(Bloomberg) -- Banks are shrinking the size of their trading desks in Argentina after a rout sparked by the Aug. 11 primary election resulted in the return of currency controls and capital flight to the battered local market.
Banco Itau Argentina SA, BNP Paribas SA, Banco BBVA Argentina SA and HSBC Bank Argentina SA are among banks that cut their trading desks or relocated their traders, according to people with direct knowledge of the matter. The reason was the market drop after opposition leader Alberto Fernandez trounced president Mauricio Macri in August primaries with a wider margin than was expected.
The concerns around a return to protectionist policies under a Peronist opposition were cemented on Oct. 27 when Fernandez beat incumbent Macri in the first round. He’ll take office on Dec. 10. The benchmark S&P Merval almost halved in dollar terms, while bond spreads tripled to 22.92 percentage points since the primaries.
Representatives for Itau and BBVA declined to comment. BNP did not immediately reply to a comment request. A spokeswoman at HSBC Argentina confirmed the relocation of one of its traders and added that the position was replaced locally.
Banco Itau arranged the exit of the head of its trading desk, Sebastian Azumendi, formerly of UBS and Mizuho, who had returned to his home country of Argentina in 2017 as the market boomed. BNP Paribas let go traders Marcos Rodriguez Alcobendas. HSBC Argentina relocated FX trader Sebastian Rzezak to New York, a spokeswoman confirmed, and replaced him with Tomas Devito, formerly of Banco Patagonia.
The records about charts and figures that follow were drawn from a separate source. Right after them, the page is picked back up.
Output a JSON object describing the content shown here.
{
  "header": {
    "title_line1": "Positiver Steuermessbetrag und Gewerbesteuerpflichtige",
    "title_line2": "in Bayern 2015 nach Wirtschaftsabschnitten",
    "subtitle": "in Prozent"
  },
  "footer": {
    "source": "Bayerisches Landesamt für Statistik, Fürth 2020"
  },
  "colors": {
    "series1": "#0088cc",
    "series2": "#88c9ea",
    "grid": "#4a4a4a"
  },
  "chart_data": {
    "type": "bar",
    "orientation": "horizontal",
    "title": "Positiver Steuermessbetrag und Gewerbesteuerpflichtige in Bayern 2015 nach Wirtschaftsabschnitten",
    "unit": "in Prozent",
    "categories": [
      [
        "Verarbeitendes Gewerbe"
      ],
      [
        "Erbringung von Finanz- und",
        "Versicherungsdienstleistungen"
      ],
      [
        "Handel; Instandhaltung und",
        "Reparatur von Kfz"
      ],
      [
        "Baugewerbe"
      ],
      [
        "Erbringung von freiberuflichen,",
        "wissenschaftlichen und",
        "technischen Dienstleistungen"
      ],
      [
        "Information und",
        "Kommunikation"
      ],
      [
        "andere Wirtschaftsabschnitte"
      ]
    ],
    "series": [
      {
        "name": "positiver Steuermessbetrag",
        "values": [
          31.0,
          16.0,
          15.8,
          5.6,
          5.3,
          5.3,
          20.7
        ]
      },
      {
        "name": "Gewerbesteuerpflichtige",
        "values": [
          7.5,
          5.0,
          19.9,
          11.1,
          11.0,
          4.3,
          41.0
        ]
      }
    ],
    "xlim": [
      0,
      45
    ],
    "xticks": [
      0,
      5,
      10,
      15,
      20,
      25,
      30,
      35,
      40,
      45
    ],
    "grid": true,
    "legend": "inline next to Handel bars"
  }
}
Read More: Stock and Bond Trading Decimated in Once Red-Hot Argentina
BBVA’s Cesar Coppola, who had been hired from HSBC in Oct. 2018, left the bank in mid-October. Shortly after he started a new role as head of investments at Binaria Compania de Seguros, the insurance company owned by health services company Grupo OSDE.
”My decision was unrelated to the current market situation-- I was offered a great opportunity to return to the buy-side through a local group,” Coppola said. “In the medium term, I believe there will be more opportunities in the buy-side in Argentina than in the sell-side.”
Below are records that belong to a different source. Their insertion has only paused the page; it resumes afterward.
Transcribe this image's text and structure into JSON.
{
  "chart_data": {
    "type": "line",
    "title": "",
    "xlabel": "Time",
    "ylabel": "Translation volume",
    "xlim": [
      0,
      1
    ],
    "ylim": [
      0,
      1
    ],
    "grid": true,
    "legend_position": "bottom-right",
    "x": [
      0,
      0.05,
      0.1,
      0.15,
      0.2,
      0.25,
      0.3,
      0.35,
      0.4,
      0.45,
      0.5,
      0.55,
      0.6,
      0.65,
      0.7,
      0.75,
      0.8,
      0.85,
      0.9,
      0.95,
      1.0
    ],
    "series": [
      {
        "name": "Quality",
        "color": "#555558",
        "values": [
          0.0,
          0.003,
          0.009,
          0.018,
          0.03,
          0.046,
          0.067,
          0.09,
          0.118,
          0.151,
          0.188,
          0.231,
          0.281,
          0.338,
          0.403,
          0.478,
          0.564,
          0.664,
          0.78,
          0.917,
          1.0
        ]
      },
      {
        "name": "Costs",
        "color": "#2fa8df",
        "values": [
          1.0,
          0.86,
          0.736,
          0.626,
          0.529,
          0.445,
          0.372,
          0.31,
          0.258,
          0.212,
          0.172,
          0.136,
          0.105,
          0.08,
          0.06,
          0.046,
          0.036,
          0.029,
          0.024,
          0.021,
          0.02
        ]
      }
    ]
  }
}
The moves come as Argentina’s political risk leads foreign institutional investors to shy away from local assets. Banks started by cutting senior roles amid concerns on their budgets for the year ahead and that a Fernandez government may put limits on layoffs.
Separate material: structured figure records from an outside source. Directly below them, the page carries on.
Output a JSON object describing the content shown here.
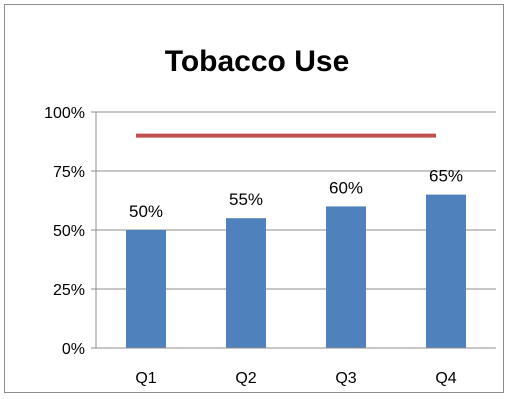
{
  "chart_data": {
    "type": "bar",
    "title": "Tobacco Use",
    "categories": [
      "Q1",
      "Q2",
      "Q3",
      "Q4"
    ],
    "series": [
      {
        "values": [
          50,
          55,
          60,
          65
        ],
        "data_labels": [
          "50%",
          "55%",
          "60%",
          "65%"
        ],
        "color": "#4f81bd"
      }
    ],
    "target_line": {
      "value": 90,
      "color": "#c0504d"
    },
    "y_ticks": [
      0,
      25,
      50,
      75,
      100
    ],
    "y_tick_labels": [
      "0%",
      "25%",
      "50%",
      "75%",
      "100%"
    ],
    "ylim": [
      0,
      100
    ],
    "grid": true,
    "legend": "none",
    "xlabel": "",
    "ylabel": ""
  }
}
Among the biggest blows to the sector were delays on the payment of local notes and FX controls, which limit banks’ ability to trade futures.
“The futures market was lost, as the instrument ceased to be used as a hedge and volume fell by 65%,” said Pablo Castagna, head of wealth management of local broker Balanz Capital.
Since Argentina’s currency crisis began in April 2018, jobs in the financial system shrank by 2.4%, or 2,500 jobs, according to central bank data.
(Updates with comments from Cesar Coppola in seventh paragraph.)